Trim links in list with python3.7 - python

I have a little script in python3.7 (see related question here) that scrapes links from a website (http://digesto.asamblea.gob.ni/consultas/coleccion/) and saves them in a list. Unfortunately, they are only partial and I have to trim them to use them as links.
This is the relevant part of the script:
list_of_links = [] # will hold the scraped links
tld = 'http://digesto.asamblea.gob.ni'
current_url = driver.current_url # for any links not starting with /
table_id = driver.find_element(By.ID, 'tableDocCollection')
rows = table_id.find_elements_by_css_selector("tbody tr") # get all table rows
for row in rows:
row.find_element_by_css_selector('button').click()
link = row.find_element_by_css_selector('li a[onclick*=pdf]').get_attribute("onclick") # href
print(list_of_links)# trim
if link.startswith('/'):
list_of_links.append(tld + link)
else:
list_of_links.append(current_url + link)
row.find_element_by_css_selector('button').click()
print(list_of_links)
How can I manipulate the list (as an example only with three entries here) that this
["http://digesto.asamblea.gob.ni/consultas/coleccion/window.open('/consultas/util/pdf.php?type=rdd&rdd=p2%2FHzlqau8A%3D');return false;", "http://digesto.asamblea.gob.ni/consultas/coleccion/window.open('/consultas/util/pdf.php?type=rdd&rdd=Z%2FgLeZxynkg%3D');return false;", "http://digesto.asamblea.gob.ni/consultas/coleccion/window.open('/consultas/util/pdf.php?type=rdd&rdd=9rka%2BmYwvYM%3D');return false;"]
looks like
["http://digesto.asamblea.gob.ni/consultas/util/pdf.php?type=rdd&rdd=p2%2FHzlqau8A%3D", "http://digesto.asamblea.gob.ni/consultas/util/pdf.php?type=rdd&rdd=Z%2FgLeZxynkg%3D", "http://digesto.asamblea.gob.ni/consultas/util/pdf.php?type=rdd&rdd=9rka%2BmYwvYM%3D"]
Breaking it down: on the example of the first link, I get this link from the website basically as
http://digesto.asamblea.gob.ni/consultas/coleccion/window.open('/consultas/util/pdf.php?type=rdd&rdd=p2%2FHzlqau8A%3D');return false;
and need to trim it to
http://digesto.asamblea.gob.ni/consultas/util/pdf.php?type=rdd&rdd=p2%2FHzlqau8A%3D.
How do I achieve this in python from the entire list?
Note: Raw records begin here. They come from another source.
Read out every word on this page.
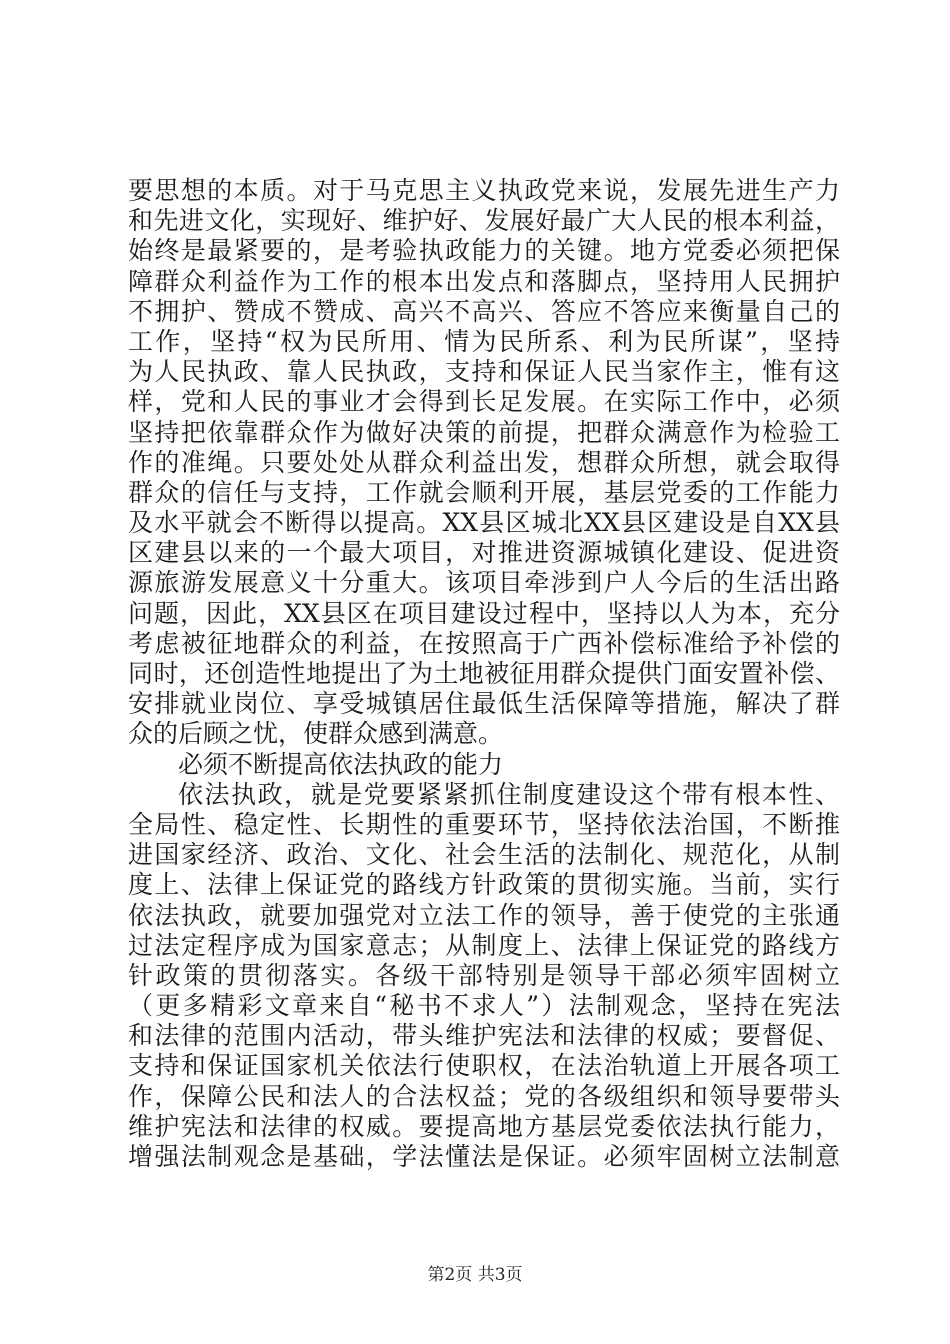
要思想的本质。对于马克思主义执政党来说，发展先进生产力
和先进文化，实现好、维护好、发展好最广大人民的根本利益，
始终是最紧要的，是考验执政能力的关键。地方党委必须把保
障群众利益作为工作的根本出发点和落脚点，坚持用人民拥护
不拥护、赞成不赞成、高兴不高兴、答应不答应来衡量自己的
工作，坚持“权为民所用、情为民所系、利为民所谋”，坚持
为人民执政、靠人民执政，支持和保证人民当家作主，惟有这
样，党和人民的事业才会得到长足发展。在实际工作中，必须
坚持把依靠群众作为做好决策的前提，把群众满意作为检验工
作的准绳。只要处处从群众利益出发，想群众所想，就会取得
群众的信任与支持，工作就会顺利开展，基层党委的工作能力
及水平就会不断得以提高。XX县区城北XX县区建设是自XX县
区建县以来的一个最大项目，对推进资源城镇化建设、促进资
源旅游发展意义十分重大。该项目牵涉到户人今后的生活出路
问题，因此，XX县区在项目建设过程中，坚持以人为本，充分
考虑被征地群众的利益，在按照高于广西补偿标准给予补偿的
同时，还创造性地提出了为土地被征用群众提供门面安置补偿、
安排就业岗位、享受城镇居住最低生活保障等措施，解决了群
众的后顾之忧，使群众感到满意。
必须不断提高依法执政的能力
依法执政，就是党要紧紧抓住制度建设这个带有根本性、
全局性、稳定性、长期性的重要环节，坚持依法治国，不断推
进国家经济、政治、文化、社会生活的法制化、规范化，从制
度上、法律上保证党的路线方针政策的贯彻实施。当前，实行
依法执政，就要加强党对立法工作的领导，善于使党的主张通
过法定程序成为国家意志；从制度上、法律上保证党的路线方
针政策的贯彻落实。各级干部特别是领导干部必须牢固树立
（更多精彩文章来自“秘书不求人”）法制观念，坚持在宪法
和法律的范围内活动，带头维护宪法和法律的权威；要督促、
支持和保证国家机关依法行使职权，在法治轨道上开展各项工
作，保障公民和法人的合法权益；党的各级组织和领导要带头
维护宪法和法律的权威。要提高地方基层党委依法执行能力，
增强法制观念是基础，学法懂法是保证。必须牢固树立法制意
第2页 共3页
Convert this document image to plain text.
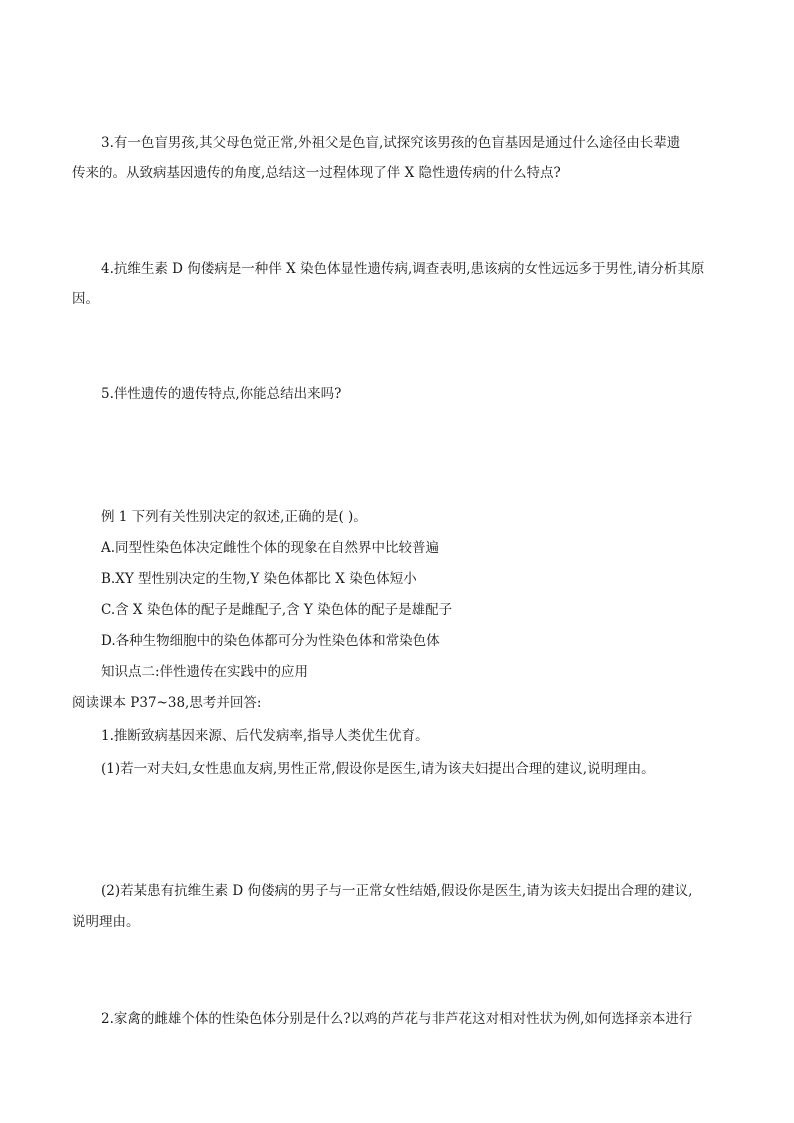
3.有一色盲男孩,其父母色觉正常,外祖父是色盲,试探究该男孩的色盲基因是通过什么途径由长辈遗
传来的。从致病基因遗传的角度,总结这一过程体现了伴 X 隐性遗传病的什么特点?
4.抗维生素 D 佝偻病是一种伴 X 染色体显性遗传病,调查表明,患该病的女性远远多于男性,请分析其原
因。
5.伴性遗传的遗传特点,你能总结出来吗?
例 1 下列有关性别决定的叙述,正确的是( )。
A.同型性染色体决定雌性个体的现象在自然界中比较普遍
B.XY 型性别决定的生物,Y 染色体都比 X 染色体短小
C.含 X 染色体的配子是雌配子,含 Y 染色体的配子是雄配子
D.各种生物细胞中的染色体都可分为性染色体和常染色体
知识点二:伴性遗传在实践中的应用
阅读课本 P37~38,思考并回答:
1.推断致病基因来源、后代发病率,指导人类优生优育。
(1)若一对夫妇,女性患血友病,男性正常,假设你是医生,请为该夫妇提出合理的建议,说明理由。
(2)若某患有抗维生素 D 佝偻病的男子与一正常女性结婚,假设你是医生,请为该夫妇提出合理的建议,
说明理由。
2.家禽的雌雄个体的性染色体分别是什么?以鸡的芦花与非芦花这对相对性状为例,如何选择亲本进行
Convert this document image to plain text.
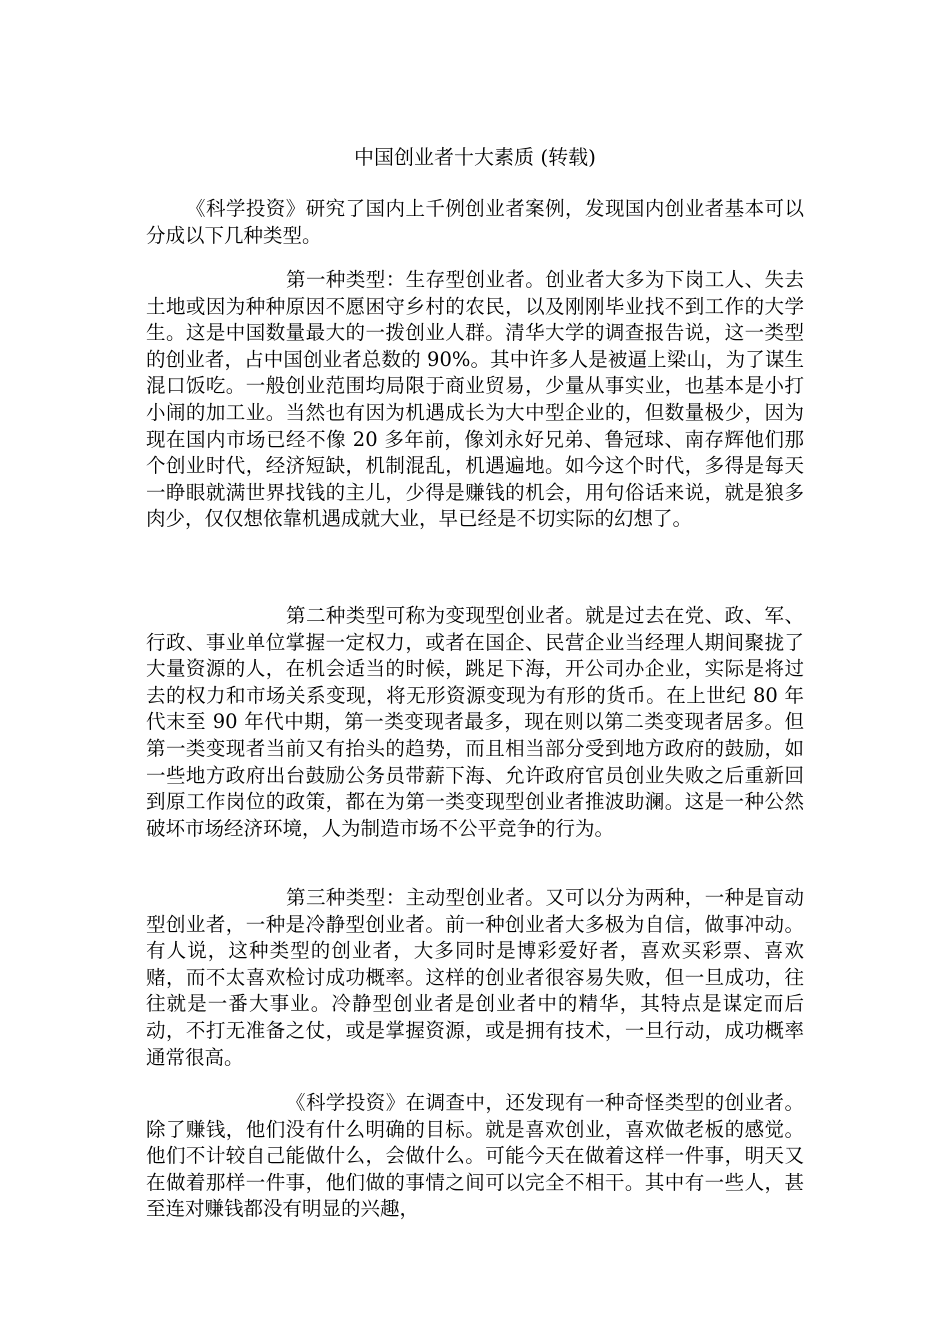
中国创业者十大素质 (转载)

《科学投资》研究了国内上千例创业者案例，发现国内创业者基本可以分成以下几种类型。

第一种类型：生存型创业者。创业者大多为下岗工人、失去土地或因为种种原因不愿困守乡村的农民，以及刚刚毕业找不到工作的大学生。这是中国数量最大的一拨创业人群。清华大学的调查报告说，这一类型的创业者，占中国创业者总数的 90%。其中许多人是被逼上梁山，为了谋生混口饭吃。一般创业范围均局限于商业贸易，少量从事实业，也基本是小打小闹的加工业。当然也有因为机遇成长为大中型企业的，但数量极少，因为现在国内市场已经不像 20 多年前，像刘永好兄弟、鲁冠球、南存辉他们那个创业时代，经济短缺，机制混乱，机遇遍地。如今这个时代，多得是每天一睁眼就满世界找钱的主儿，少得是赚钱的机会，用句俗话来说，就是狼多肉少，仅仅想依靠机遇成就大业，早已经是不切实际的幻想了。

第二种类型可称为变现型创业者。就是过去在党、政、军、行政、事业单位掌握一定权力，或者在国企、民营企业当经理人期间聚拢了大量资源的人，在机会适当的时候，跳足下海，开公司办企业，实际是将过去的权力和市场关系变现，将无形资源变现为有形的货币。在上世纪 80 年代末至 90 年代中期，第一类变现者最多，现在则以第二类变现者居多。但第一类变现者当前又有抬头的趋势，而且相当部分受到地方政府的鼓励，如一些地方政府出台鼓励公务员带薪下海、允许政府官员创业失败之后重新回到原工作岗位的政策，都在为第一类变现型创业者推波助澜。这是一种公然破坏市场经济环境，人为制造市场不公平竞争的行为。

第三种类型：主动型创业者。又可以分为两种，一种是盲动型创业者，一种是冷静型创业者。前一种创业者大多极为自信，做事冲动。有人说，这种类型的创业者，大多同时是博彩爱好者，喜欢买彩票、喜欢赌，而不太喜欢检讨成功概率。这样的创业者很容易失败，但一旦成功，往往就是一番大事业。冷静型创业者是创业者中的精华，其特点是谋定而后动，不打无准备之仗，或是掌握资源，或是拥有技术，一旦行动，成功概率通常很高。

《科学投资》在调查中，还发现有一种奇怪类型的创业者。除了赚钱，他们没有什么明确的目标。就是喜欢创业，喜欢做老板的感觉。他们不计较自己能做什么，会做什么。可能今天在做着这样一件事，明天又在做着那样一件事，他们做的事情之间可以完全不相干。其中有一些人，甚至连对赚钱都没有明显的兴趣，
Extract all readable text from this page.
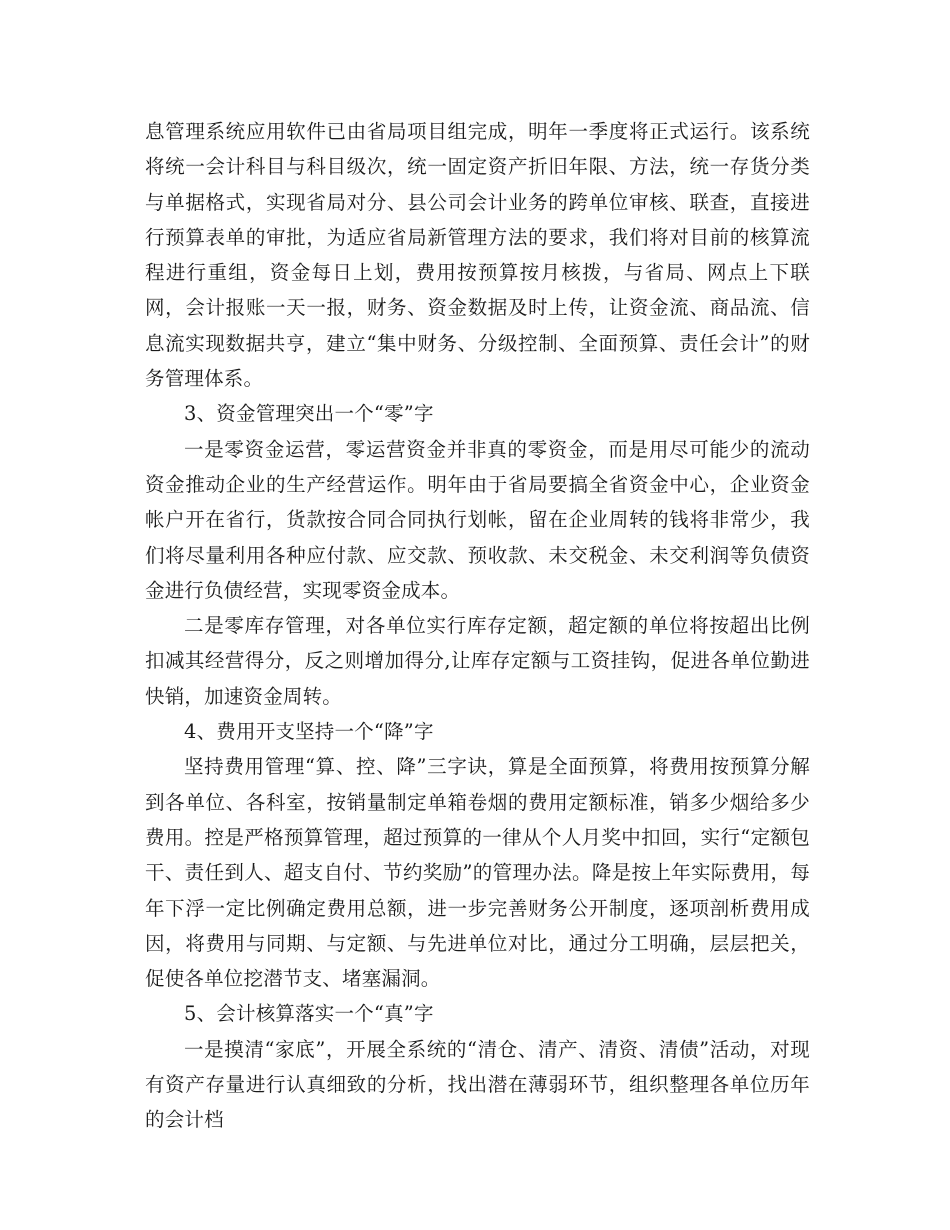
息管理系统应用软件已由省局项目组完成，明年一季度将正式运行。该系统将统一会计科目与科目级次，统一固定资产折旧年限、方法，统一存货分类与单据格式，实现省局对分、县公司会计业务的跨单位审核、联查，直接进行预算表单的审批，为适应省局新管理方法的要求，我们将对目前的核算流程进行重组，资金每日上划，费用按预算按月核拨，与省局、网点上下联网，会计报账一天一报，财务、资金数据及时上传，让资金流、商品流、信息流实现数据共亨，建立“集中财务、分级控制、全面预算、责任会计”的财务管理体系。

3、资金管理突出一个“零”字

一是零资金运营，零运营资金并非真的零资金，而是用尽可能少的流动资金推动企业的生产经营运作。明年由于省局要搞全省资金中心，企业资金帐户开在省行，货款按合同合同执行划帐，留在企业周转的钱将非常少，我们将尽量利用各种应付款、应交款、预收款、未交税金、未交利润等负债资金进行负债经营，实现零资金成本。

二是零库存管理，对各单位实行库存定额，超定额的单位将按超出比例扣减其经营得分，反之则增加得分,让库存定额与工资挂钩，促进各单位勤进快销，加速资金周转。

4、费用开支坚持一个“降”字

坚持费用管理“算、控、降”三字诀，算是全面预算，将费用按预算分解到各单位、各科室，按销量制定单箱卷烟的费用定额标准，销多少烟给多少费用。控是严格预算管理，超过预算的一律从个人月奖中扣回，实行“定额包干、责任到人、超支自付、节约奖励”的管理办法。降是按上年实际费用，每年下浮一定比例确定费用总额，进一步完善财务公开制度，逐项剖析费用成因，将费用与同期、与定额、与先进单位对比，通过分工明确，层层把关，促使各单位挖潜节支、堵塞漏洞。

5、会计核算落实一个“真”字

一是摸清“家底”，开展全系统的“清仓、清产、清资、清债”活动，对现有资产存量进行认真细致的分析，找出潜在薄弱环节，组织整理各单位历年的会计档
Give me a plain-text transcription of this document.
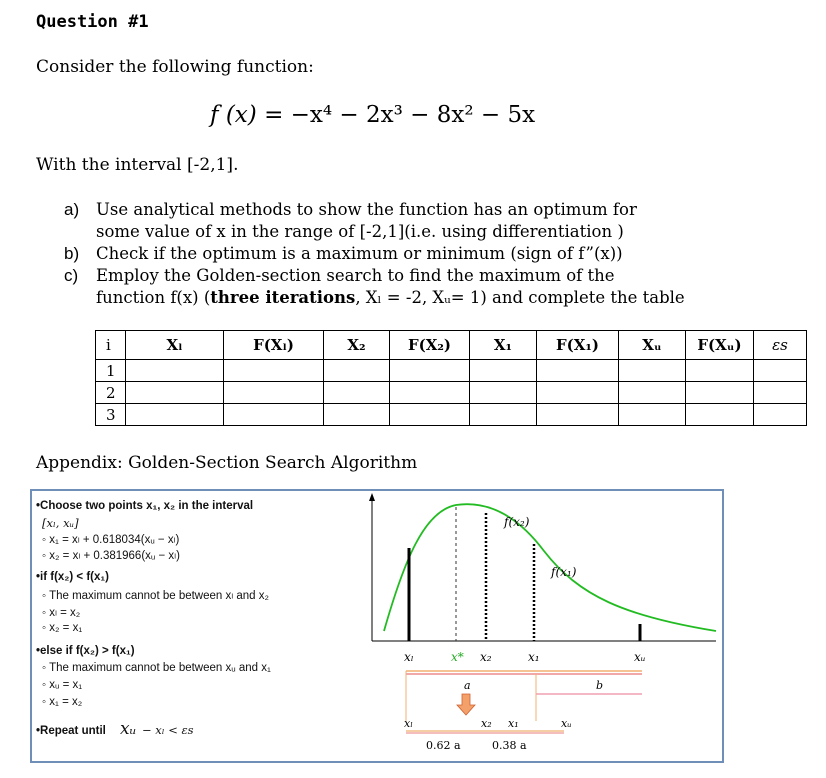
Question #1
Consider the following function:
f (x) = −x⁴ − 2x³ − 8x² − 5x
With the interval [-2,1].
a)	Use analytical methods to show the function has an optimum for
some value of x in the range of [-2,1](i.e. using differentiation )
b)	Check if the optimum is a maximum or minimum (sign of f”(x))
c)	Employ the Golden-section search to find the maximum of the
function f(x) (three iterations, Xₗ = -2, Xᵤ= 1) and complete the table
i	Xₗ	F(Xₗ)	X₂	F(X₂)	X₁	F(X₁)	Xᵤ	F(Xᵤ)	εs
1									
2									
3									
Appendix: Golden-Section Search Algorithm
•Choose two points x₁, x₂ in the interval
[xₗ, xᵤ]
◦ x₁ = xₗ + 0.618034(xᵤ − xₗ)
◦ x₂ = xₗ + 0.381966(xᵤ − xₗ)
•if f(x₂) < f(x₁)
◦ The maximum cannot be between xₗ and x₂
◦ xₗ = x₂
◦ x₂ = x₁
•else if f(x₂) > f(x₁)
◦ The maximum cannot be between xᵤ and x₁
◦ xᵤ = x₁
◦ x₁ = x₂
•Repeat until xᵤ − xₗ < εs
f(x₂)
f(x₁)
xₗ	x* x₂	x₁	xᵤ
a	b
xₗ	x₂ x₁	xᵤ
0.62 a	0.38 a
One approach is to split on the string /consultas/coleccion/window.open(', remove the unwanted end of the second string and concatenate the two processed strings to get your result.
This should do it:
new_links = []
for link in list_of_links:
current_strings = link.split("/consultas/coleccion/window.open('")
current_strings[1] = current_strings[1].split("');return")[0]
new_link = current_strings[0] + current_strings[1]
new_links.append(new_link)

This should do the trick:
s = "http://digesto.asamblea.gob.ni/consultas/coleccion/window.open('/consultas/util/pdf.php?type=rdd&rdd=p2%2FHzlqau8A%3D');return false;"
s = s.replace("/consultas/coleccion/window.open('", "").replace("');return false;", "")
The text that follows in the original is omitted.